AccurateRip - Future Direction

Reply #22
Quote
We used everything from the CD TOC to cut the number of collisions, including the data track on CD Extra.


That doesn't mean it's the right thing to do.  I understand the issues with collisions, but I think there's very few collisions based on the presence or absence of a data track in the TOC, and the usefulness of AR goes up significantly if you can test an arbitrary set of lossless audio data against the db.  I think a few more collisions versus a significant improvement in the functionality should be considered...

AccurateRip - Future Direction

Reply #23
Yes each submission has a record, resubmissions are dropped, not replaced.

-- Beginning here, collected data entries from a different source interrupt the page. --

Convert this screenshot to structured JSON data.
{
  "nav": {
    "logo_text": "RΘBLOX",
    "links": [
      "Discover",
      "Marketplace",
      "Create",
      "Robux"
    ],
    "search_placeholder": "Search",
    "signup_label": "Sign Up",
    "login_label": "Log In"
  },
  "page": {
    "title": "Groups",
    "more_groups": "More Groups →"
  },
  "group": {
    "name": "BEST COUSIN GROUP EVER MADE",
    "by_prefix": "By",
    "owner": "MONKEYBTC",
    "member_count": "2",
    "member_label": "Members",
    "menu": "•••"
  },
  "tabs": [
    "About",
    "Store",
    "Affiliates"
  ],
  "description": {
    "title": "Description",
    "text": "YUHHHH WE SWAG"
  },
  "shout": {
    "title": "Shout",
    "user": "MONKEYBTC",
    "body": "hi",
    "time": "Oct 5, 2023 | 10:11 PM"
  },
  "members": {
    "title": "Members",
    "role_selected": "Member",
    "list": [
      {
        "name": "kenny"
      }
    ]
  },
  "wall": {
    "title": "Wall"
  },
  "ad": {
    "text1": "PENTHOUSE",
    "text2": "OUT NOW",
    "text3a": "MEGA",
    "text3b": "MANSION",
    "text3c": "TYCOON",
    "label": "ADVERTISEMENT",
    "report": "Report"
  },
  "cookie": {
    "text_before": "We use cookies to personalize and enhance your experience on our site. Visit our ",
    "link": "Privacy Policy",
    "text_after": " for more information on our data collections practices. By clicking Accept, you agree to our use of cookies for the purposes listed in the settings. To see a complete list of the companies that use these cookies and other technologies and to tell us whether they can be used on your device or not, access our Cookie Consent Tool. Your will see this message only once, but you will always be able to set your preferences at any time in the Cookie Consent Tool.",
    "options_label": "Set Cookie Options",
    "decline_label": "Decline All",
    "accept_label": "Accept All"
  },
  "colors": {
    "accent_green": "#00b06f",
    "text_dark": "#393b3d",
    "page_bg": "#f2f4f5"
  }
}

If I understand this correctly, you may be rejecting good submissions. From reading the posts, many people first read in burst mode and if an error shows up in the AR database, they than use secure mode. Assuming that the re-rip is good, the first submission is bad but would be accepted by the database. Than when the good submission is submitted, it would be rejected. If this is correct, you are rejecting a substantial amount of good data.
Glass half full!

AccurateRip - Future Direction

Reply #24
How would the system know if it is a good submission? if there are the tracks already in the database with a confidence of 2 or higher adding 1 more to it does not add much interms of value, maintaining 1 computers 100x rips on a dodgy CD as they attempt to recover is not good sense.

-----
@cerbus

If you have the album name and artist you can get a TOC from MusicBrainz, do it that way around.